Two techniques of error analysis have been developed and used to prove convergence of the considered methods. The first technique is based on the discrete maximum principle and is applied to prove uniform convergence of the methods for linear and non-linear differential equations. The second technique draws on spectral analysis and deals with average convergence of the methods in Hilbert space H.
Chapter 1 concerns linear difference equations and it constitutes an introduction to linear multistep methods and finite difference methods.
Linear multistep methods and explicit Runge-Kutta methods are presented with solution of practical examples in chapter 2. Also, in chapter 2, the boundary value problem for he secand order of a system of ordinary differential equations is solved by an optimal algorithm with use of the included Mathematica module solveBVP.
Throughout the chapters 3, 4 and 5, the discrete maximum principle is given and applied to prove uniform convergence of finite difference schemes.
In chapter 3, considerable attention is paid to the construction of finite difference schemes and their global and local truncation errors.
Chapter 4 is designed for linear elliptic equations. Different variants of finite difference schemes are considered. The most interesting of these are finite difference schemes in canonical form. For such schemes the discrete maximum principle has been stated and used to estimate the global error of the method. Helmholz equation is solved by Mathematica module solveHemholz.

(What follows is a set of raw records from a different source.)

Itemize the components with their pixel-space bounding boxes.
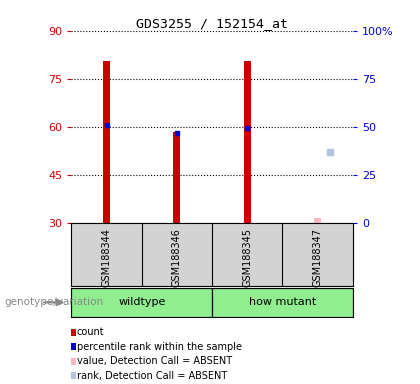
- Text: GSM188344: GSM188344: [102, 228, 112, 287]
- Bar: [71, 288, 212, 317]
- Bar: [173, 132, 181, 223]
- Bar: [212, 288, 353, 317]
- Text: percentile rank within the sample: percentile rank within the sample: [77, 342, 242, 352]
- Text: how mutant: how mutant: [249, 297, 316, 308]
- Text: GSM188347: GSM188347: [312, 228, 323, 287]
- Text: GSM188346: GSM188346: [172, 228, 182, 287]
- Bar: [244, 61, 251, 223]
- Text: value, Detection Call = ABSENT: value, Detection Call = ABSENT: [77, 356, 232, 366]
- Bar: [314, 218, 321, 223]
- Text: genotype/variation: genotype/variation: [4, 297, 103, 308]
- Text: rank, Detection Call = ABSENT: rank, Detection Call = ABSENT: [77, 371, 227, 381]
- Text: wildtype: wildtype: [118, 297, 165, 308]
- Title: GDS3255 / 152154_at: GDS3255 / 152154_at: [136, 17, 288, 30]
- Text: GSM188345: GSM188345: [242, 228, 252, 287]
- Bar: [103, 61, 110, 223]
- Text: count: count: [77, 327, 104, 337]
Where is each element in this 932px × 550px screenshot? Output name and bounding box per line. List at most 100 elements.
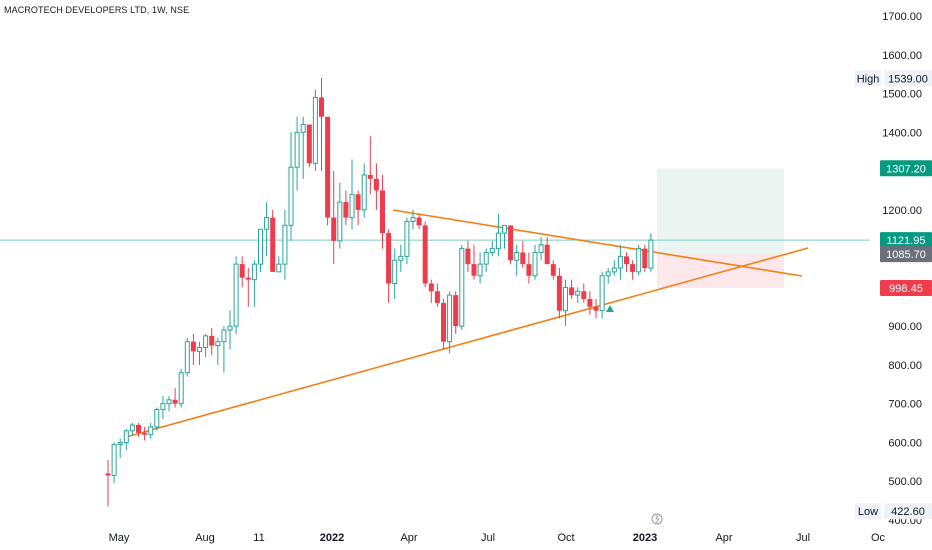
candle[interactable]	[184, 337, 190, 377]
candle[interactable]	[245, 268, 251, 307]
candle[interactable]	[556, 268, 562, 319]
candle[interactable]	[489, 240, 495, 257]
candle[interactable]	[117, 438, 123, 458]
candle[interactable]	[563, 279, 568, 327]
candle[interactable]	[465, 240, 471, 272]
tradingview-icon	[651, 513, 663, 525]
candle[interactable]	[648, 233, 654, 272]
candle[interactable]	[532, 244, 538, 280]
candle[interactable]	[129, 423, 135, 435]
candle[interactable]	[276, 256, 282, 273]
candle[interactable]	[306, 124, 312, 168]
candle[interactable]	[453, 291, 459, 334]
candle[interactable]	[282, 209, 288, 280]
candle[interactable]	[361, 163, 367, 218]
candle[interactable]	[154, 407, 160, 431]
candle[interactable]	[611, 260, 617, 276]
candle[interactable]	[197, 341, 202, 365]
candle[interactable]	[508, 225, 514, 265]
candle[interactable]	[239, 256, 245, 288]
candle[interactable]	[251, 260, 257, 307]
candle[interactable]	[294, 116, 300, 191]
candle[interactable]	[337, 182, 343, 249]
candle[interactable]	[502, 224, 507, 249]
candle[interactable]	[392, 248, 398, 300]
candle[interactable]	[587, 291, 593, 315]
candle[interactable]	[636, 244, 642, 276]
candle[interactable]	[123, 428, 129, 451]
current-price-label: 1121.95	[880, 232, 932, 249]
target-zone	[657, 168, 784, 255]
candle[interactable]	[569, 279, 575, 300]
candle[interactable]	[520, 240, 526, 268]
candle[interactable]	[404, 217, 410, 265]
candle[interactable]	[264, 202, 270, 257]
svg-text:High: High	[857, 73, 880, 85]
candle[interactable]	[605, 268, 611, 284]
candle[interactable]	[544, 236, 550, 265]
candle[interactable]	[172, 388, 178, 408]
candle[interactable]	[428, 279, 434, 303]
candle[interactable]	[148, 423, 154, 439]
time-axis: May Aug 11 2022 Apr Jul Oct 2023 Apr Jul Oc	[109, 532, 886, 544]
candle[interactable]	[447, 291, 453, 354]
svg-text:Low: Low	[858, 506, 878, 518]
candle[interactable]	[550, 260, 556, 280]
candle[interactable]	[190, 333, 196, 365]
candle[interactable]	[434, 283, 440, 307]
candle[interactable]	[477, 252, 483, 284]
candle[interactable]	[441, 299, 446, 350]
candle[interactable]	[343, 190, 349, 226]
candle[interactable]	[483, 248, 489, 272]
candle[interactable]	[227, 310, 233, 350]
candle[interactable]	[514, 244, 520, 276]
candle[interactable]	[319, 78, 324, 172]
candle[interactable]	[312, 89, 318, 172]
candle[interactable]	[367, 136, 373, 195]
candle[interactable]	[624, 252, 629, 272]
candle[interactable]	[233, 256, 239, 334]
candle[interactable]	[630, 260, 636, 280]
candle[interactable]	[373, 163, 379, 210]
candle[interactable]	[215, 337, 221, 365]
candle[interactable]	[422, 221, 428, 288]
candle[interactable]	[581, 283, 587, 303]
buy-signal-icon	[606, 305, 614, 312]
candle[interactable]	[203, 333, 209, 358]
candle[interactable]	[599, 271, 605, 319]
candle[interactable]	[178, 368, 184, 408]
candle[interactable]	[221, 326, 227, 373]
support-trendline[interactable]	[125, 247, 809, 438]
candle[interactable]	[270, 209, 276, 272]
candle[interactable]	[111, 442, 117, 484]
candle[interactable]	[416, 213, 422, 230]
candle[interactable]	[209, 328, 215, 356]
candle[interactable]	[300, 116, 306, 179]
candle[interactable]	[398, 244, 404, 272]
candle[interactable]	[166, 395, 172, 412]
candle[interactable]	[575, 287, 581, 303]
candle[interactable]	[142, 426, 148, 441]
candle[interactable]	[526, 252, 532, 284]
candle[interactable]	[325, 116, 331, 226]
candle[interactable]	[617, 244, 623, 280]
candle[interactable]	[288, 132, 294, 241]
candle[interactable]	[355, 190, 361, 226]
resistance-trendline[interactable]	[392, 209, 803, 277]
candle[interactable]	[593, 299, 599, 319]
candle[interactable]	[349, 159, 355, 230]
candle[interactable]	[136, 423, 141, 437]
candle[interactable]	[386, 229, 392, 303]
candle[interactable]	[642, 244, 648, 272]
candle[interactable]	[495, 213, 501, 257]
candle[interactable]	[538, 236, 544, 261]
candle[interactable]	[105, 459, 111, 507]
candle[interactable]	[459, 244, 465, 331]
candle[interactable]	[258, 228, 263, 272]
candle[interactable]	[380, 174, 385, 249]
candle[interactable]	[410, 209, 416, 230]
candle[interactable]	[471, 244, 477, 280]
candle[interactable]	[331, 171, 337, 265]
candle[interactable]	[160, 395, 166, 420]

Chapter 5 contains analysis of convergence of the finite difference scheme with weight for linear parabolic equations.
In chapter 6, the finite difference scheme with weight is applied to wave equation. These schemes have been solved by the method of separation of variables and by the module waveEqn.
Students are encourage to run Mathematica modulae, which are included in the tekst, to learn numerical methods by running the examples and solving tutorial questions with Mathematica as a system for Mathematics.